M. d'Iriart d'Etchepare dit qu'il en est ainsi dans beaucoup de villes de province.

M. Hennequin ajoute qu'il a entre les mains des formules officielles toutes faites d'autorisations imprimées remises aux commissaires, des formules d'arrêtés et même des lettres octroyant la tolérance verbale... (Exclamations.) Ce ne sont pas des documents bien solennels!

De l'exposé qu'il vient de faire, l'orateur conclut que la suppression officielle des maisons de tolérance en France rencontrera les mémes oppositions, les mêmes obstacles qu'à l'étranger et n'aboutira pas plus dans notre pays qu'au dehors.

C'est un jeu oratoire facile que de faire du sentiment et de donner cours à son indignation, mais c'est aussi un jeu dangereux pour les intérêts publics. Toute la question est de se répéter qu'il faut faire la part du feu et se résigner, en conservant les maisons, à une solution très pénible, si l'on veut, mais inévitable. Assurément il est plus commode, plus séant, plus séduisant de demander la suppression de ce genre d'établissements que d'en préconiser l'établissement ou le maintien : mais l'orateur fait passer ce qu'il tient pour un devoir avant les considérations personnelles.

Un argument des adversaires des maisons de tolérance est de faire appel à la statistique et de montrer que dans les grandes villes, tout au moins, ces maisons sont en pleine décadence et diminuent d'année en année.

S'il en est ainsi, pourquoi vouloir précipiter les événements, provoquer du trouble?
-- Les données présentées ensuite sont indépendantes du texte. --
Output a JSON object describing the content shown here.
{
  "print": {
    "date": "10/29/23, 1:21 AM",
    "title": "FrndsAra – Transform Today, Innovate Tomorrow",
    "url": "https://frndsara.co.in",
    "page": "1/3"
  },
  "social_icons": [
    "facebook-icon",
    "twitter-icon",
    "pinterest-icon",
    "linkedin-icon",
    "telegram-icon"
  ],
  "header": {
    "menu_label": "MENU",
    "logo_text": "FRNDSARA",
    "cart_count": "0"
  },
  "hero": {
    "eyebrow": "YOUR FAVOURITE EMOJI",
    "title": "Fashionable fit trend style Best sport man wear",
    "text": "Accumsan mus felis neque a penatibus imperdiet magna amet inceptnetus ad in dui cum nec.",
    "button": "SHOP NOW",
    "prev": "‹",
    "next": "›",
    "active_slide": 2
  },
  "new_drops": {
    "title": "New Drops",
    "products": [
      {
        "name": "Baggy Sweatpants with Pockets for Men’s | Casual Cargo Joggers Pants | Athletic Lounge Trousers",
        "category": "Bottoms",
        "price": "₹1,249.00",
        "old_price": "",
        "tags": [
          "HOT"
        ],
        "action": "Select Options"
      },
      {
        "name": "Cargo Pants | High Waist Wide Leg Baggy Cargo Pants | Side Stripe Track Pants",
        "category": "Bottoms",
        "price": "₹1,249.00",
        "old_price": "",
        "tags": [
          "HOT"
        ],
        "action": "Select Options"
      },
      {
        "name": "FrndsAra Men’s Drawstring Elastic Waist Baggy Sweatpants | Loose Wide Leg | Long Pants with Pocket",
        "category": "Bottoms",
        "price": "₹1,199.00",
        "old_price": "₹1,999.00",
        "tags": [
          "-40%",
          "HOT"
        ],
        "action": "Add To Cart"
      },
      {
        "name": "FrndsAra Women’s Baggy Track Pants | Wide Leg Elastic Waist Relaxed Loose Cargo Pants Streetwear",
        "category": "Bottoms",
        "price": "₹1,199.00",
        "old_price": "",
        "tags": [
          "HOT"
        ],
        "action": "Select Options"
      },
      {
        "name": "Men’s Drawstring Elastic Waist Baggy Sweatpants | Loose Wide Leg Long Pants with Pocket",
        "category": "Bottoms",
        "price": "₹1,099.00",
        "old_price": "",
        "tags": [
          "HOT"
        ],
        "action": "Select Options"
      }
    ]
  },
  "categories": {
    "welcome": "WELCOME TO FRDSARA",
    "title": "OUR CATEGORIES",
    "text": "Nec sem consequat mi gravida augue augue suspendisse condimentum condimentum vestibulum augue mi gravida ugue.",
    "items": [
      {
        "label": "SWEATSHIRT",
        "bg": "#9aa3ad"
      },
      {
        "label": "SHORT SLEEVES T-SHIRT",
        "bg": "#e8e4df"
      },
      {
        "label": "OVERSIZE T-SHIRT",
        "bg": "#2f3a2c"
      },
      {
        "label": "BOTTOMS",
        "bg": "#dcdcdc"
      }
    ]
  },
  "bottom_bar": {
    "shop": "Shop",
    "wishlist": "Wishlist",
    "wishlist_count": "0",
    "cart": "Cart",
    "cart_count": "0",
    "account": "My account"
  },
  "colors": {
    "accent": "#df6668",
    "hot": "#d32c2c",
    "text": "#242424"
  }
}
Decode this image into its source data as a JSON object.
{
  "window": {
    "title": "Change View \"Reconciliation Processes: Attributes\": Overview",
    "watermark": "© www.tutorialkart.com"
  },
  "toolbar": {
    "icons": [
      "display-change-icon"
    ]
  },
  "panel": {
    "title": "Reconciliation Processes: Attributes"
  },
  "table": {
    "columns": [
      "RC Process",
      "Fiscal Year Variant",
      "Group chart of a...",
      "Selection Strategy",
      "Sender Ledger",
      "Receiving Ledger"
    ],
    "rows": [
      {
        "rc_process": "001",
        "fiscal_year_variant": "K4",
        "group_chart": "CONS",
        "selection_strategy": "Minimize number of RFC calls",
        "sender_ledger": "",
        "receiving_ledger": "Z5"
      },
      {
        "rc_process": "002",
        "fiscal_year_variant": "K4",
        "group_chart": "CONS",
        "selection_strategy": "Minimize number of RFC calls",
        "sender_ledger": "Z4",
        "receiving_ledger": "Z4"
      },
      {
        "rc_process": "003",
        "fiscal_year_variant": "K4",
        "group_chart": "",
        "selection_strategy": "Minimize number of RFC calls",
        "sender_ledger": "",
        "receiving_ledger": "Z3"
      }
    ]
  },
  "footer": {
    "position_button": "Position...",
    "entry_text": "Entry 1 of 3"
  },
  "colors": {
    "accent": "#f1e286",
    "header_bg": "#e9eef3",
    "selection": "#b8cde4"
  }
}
Ne serait-il pas plus sage de laisser au temps faire son œuvre? Pourquoi ne pas laisser les maisons publiques disparaître par voie d'extinction, mourir de leur belle mort? La méthode sera plus lente sans doute, mais aussi plus sûre, et ne présentera ni les risques ni les inconvénients d'une brusque réforme législative... (Bruits divers.)

Plusieurs membres font observer que M. Hennequin change complètement son argumentation. (Bruits divers.)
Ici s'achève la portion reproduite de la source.